What are your rights in respect to your personal data?
- The right to be informed - We are publishing this privacy notice to keep you informed as to what we do with your personal data. We strive to be transparent about how we use your personal data.
- The right to access - You have the right to access your personal data. You have a right to receive a copy of your personal data processed by us.
- The right to rectification - If your personal data kept by us is inaccurate, not complete, or up to date, you have the right to ask us to rectify or update the data.

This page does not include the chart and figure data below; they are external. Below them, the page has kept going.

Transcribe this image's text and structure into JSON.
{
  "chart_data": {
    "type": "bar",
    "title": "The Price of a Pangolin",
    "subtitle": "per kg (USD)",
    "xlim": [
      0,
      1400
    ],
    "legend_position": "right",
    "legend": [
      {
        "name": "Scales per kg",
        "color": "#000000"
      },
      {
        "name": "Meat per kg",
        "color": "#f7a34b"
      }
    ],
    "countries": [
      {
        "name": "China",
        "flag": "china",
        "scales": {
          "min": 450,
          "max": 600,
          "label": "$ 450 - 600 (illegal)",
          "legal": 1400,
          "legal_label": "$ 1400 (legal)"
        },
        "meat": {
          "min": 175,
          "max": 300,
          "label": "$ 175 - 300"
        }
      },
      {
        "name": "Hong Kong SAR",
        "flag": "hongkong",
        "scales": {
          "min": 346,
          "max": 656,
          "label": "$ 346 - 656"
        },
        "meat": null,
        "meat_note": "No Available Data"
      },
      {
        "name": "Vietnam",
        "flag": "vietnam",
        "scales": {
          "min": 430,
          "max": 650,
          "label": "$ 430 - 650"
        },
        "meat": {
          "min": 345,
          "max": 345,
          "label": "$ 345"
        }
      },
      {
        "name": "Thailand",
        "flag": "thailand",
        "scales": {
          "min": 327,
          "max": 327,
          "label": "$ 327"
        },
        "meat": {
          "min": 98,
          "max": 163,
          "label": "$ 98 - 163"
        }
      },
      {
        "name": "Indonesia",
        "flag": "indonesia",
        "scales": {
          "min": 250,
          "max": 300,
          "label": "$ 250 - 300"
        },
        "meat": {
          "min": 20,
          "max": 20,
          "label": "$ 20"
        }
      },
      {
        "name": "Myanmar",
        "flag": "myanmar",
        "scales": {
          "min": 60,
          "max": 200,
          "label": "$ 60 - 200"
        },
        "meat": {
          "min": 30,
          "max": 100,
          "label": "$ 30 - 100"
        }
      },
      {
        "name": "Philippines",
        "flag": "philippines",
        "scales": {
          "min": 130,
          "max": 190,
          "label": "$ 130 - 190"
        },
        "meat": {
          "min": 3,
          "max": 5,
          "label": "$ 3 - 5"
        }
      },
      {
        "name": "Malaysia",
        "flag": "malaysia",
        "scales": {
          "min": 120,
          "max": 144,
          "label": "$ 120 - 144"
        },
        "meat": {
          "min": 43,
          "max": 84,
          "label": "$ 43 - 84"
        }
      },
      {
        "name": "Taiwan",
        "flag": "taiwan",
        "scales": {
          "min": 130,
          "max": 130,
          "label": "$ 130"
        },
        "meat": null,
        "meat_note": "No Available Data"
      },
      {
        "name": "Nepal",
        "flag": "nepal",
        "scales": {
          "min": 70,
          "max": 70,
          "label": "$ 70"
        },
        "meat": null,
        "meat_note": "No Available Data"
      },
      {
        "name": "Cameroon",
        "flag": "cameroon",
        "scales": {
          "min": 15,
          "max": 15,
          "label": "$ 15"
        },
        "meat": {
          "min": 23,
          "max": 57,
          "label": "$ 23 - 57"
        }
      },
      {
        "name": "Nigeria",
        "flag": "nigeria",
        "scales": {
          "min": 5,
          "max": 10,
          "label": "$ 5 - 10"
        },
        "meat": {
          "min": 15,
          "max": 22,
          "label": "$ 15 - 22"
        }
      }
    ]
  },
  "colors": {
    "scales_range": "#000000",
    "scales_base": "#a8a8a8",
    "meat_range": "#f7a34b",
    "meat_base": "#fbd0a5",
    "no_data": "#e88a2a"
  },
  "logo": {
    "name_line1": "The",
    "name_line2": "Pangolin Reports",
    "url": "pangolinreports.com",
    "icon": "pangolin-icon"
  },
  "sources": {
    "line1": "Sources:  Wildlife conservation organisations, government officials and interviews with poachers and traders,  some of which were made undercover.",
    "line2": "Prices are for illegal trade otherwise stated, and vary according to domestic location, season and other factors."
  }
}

If such personal data has been disclosed to a third party in accordance with this privacy notice, we will also ask them to rectify or update your personal data (if relevant).
- The right to erasure - You have the right to request that we erase your personal data and if we do not have a legal reason to continue to process and hold it, we will erase the data.
- The right to object - You have the right to object to processing of your personal data based on our legitimate interest.
- The right to restriction - You have the right to request that Tele2 restricts the process of your personal data under the following circumstances; if you object to a processing operation based Tele2’s legitimate interest, Tele2 shall restrict all processing of such data pending the verification of the legitimate interest; if you have claim that your personal data is incorrect, Tele2 must restrict all processing of such data pending the verification of the accuracy of the personal data; if the processing is unlawful you can oppose the erasure of personal data and instead request the restriction of the use of your personal data instead; if Tele2 no longer needs the personal data but it is required for you to make of defending legal claims.
- The right to data portability - In some cases, you are allowed to obtain your personal data kept by us in a structured, commonly used, and machine-readable format and to transmit those personal data to another controller.
How can you exercise your rights?
You can send in your request in the following ways: email request to: firstname.lastname@example.org.
We have appointed a Data Protection Officer (DPO) to ensure that we continuously process your personal data in an open, accurate and legal manner. You reach our Data Protection Officer at: email@example.com.
If you consider Tele2 to process your personal data in an incorrect way, we expect you to contact us immediately. You also have the right to turn in a complaint to the competent supervisory authority. “Integritetsskyddsmyndigheten/Swedish Authority for Privacy Protection” e-mail: firstname.lastname@example.org”
Updates to this Privacy Notice
We may need to update our Privacy Notice from time to time to comply with changing legal or technical requirements as well as business developments. You will always find the latest version on tele2.com.